In Civ. No. 39802, the judgment is modified by deleting the portion thereof quoted in footnote number 4 of this opinion; as so modified it is affirmed. In Civ. No. 41013, the order appealed from is affirmed.
Jefferson, Acting P. J., and Dunn, J., concurred.
A petition for a rehearing was denied February 15, 1973.
By the express terms of section 689, the release of the attachment, under the circumstances of this case, did not oust the trial court of authority to proceed with the trial of the third party claim.
The judgment was on the merits, the trial court, in a lengthy and carefully drawn decision, having found that the claimant was not a bona fide purchaser since the transfer to it was, as the court found, a fraud on the creditors of Crateo.
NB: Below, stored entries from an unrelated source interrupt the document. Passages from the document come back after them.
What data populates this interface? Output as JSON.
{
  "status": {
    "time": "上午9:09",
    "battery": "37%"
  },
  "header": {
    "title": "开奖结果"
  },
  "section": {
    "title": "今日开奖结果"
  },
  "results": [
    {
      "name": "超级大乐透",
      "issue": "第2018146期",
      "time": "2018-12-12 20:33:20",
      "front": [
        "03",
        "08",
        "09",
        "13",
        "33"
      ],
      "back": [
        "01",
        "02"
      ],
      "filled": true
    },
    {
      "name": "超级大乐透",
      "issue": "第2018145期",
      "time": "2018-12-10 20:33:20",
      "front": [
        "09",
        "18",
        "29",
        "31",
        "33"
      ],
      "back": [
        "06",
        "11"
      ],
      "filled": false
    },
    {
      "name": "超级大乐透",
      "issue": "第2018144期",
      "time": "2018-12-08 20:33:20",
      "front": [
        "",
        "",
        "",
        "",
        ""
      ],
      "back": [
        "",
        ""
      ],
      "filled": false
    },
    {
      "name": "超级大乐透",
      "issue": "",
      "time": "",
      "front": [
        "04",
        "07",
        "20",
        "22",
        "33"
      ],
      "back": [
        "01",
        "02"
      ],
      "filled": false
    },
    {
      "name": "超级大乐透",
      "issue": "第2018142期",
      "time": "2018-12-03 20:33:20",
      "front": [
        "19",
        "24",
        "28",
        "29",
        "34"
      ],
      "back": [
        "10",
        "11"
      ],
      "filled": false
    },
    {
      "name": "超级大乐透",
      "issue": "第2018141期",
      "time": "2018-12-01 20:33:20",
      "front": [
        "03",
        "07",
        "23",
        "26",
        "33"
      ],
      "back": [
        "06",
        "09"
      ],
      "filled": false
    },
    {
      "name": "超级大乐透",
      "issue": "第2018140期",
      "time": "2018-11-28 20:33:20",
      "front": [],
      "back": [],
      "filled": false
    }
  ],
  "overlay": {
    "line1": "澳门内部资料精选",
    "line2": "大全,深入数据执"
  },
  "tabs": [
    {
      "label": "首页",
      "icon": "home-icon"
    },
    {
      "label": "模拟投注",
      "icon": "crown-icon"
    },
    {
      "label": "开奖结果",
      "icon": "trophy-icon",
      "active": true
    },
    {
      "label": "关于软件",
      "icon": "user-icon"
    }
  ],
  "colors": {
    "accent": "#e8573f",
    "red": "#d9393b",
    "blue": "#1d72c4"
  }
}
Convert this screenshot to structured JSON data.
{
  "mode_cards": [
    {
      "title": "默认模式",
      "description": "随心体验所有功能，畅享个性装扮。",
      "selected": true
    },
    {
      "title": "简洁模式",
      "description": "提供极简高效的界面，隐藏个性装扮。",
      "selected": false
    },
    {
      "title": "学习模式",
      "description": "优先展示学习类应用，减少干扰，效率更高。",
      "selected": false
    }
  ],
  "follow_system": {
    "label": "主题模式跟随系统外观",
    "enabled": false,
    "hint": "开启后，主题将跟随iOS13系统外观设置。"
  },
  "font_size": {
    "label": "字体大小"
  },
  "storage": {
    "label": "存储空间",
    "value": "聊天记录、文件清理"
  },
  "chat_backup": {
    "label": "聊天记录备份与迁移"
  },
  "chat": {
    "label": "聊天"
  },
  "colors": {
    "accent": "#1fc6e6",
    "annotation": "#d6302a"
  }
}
We discuss below the issues involved in that portion of the judgment.
In EAC Credit Corp. v. Bass (1971) 21 Cal.App.3d 645, 655 [98 Cal.Rptr. 681], Division Two of the First Appellate District refused to give retroactive effect to the *318decision in Blair v. Pitchess (1971) 5 Cal.3d 258 [96 Cal.Rptr. 42, 486 P.2d 1242], which had held the claim and delivery statute unconstitutional on the same theory as was later relied on in Randone.
“It is Ordered that the levying officer shall levy on the property by way of garnishment under the Writ of Attachment, if the Writ is still in his possession, or under such new Writ as may be issued.”
We note that, on the record before us, if plaintiff is a creditor of Crateo, it became such long before the transfer to the third party claimant herein involved.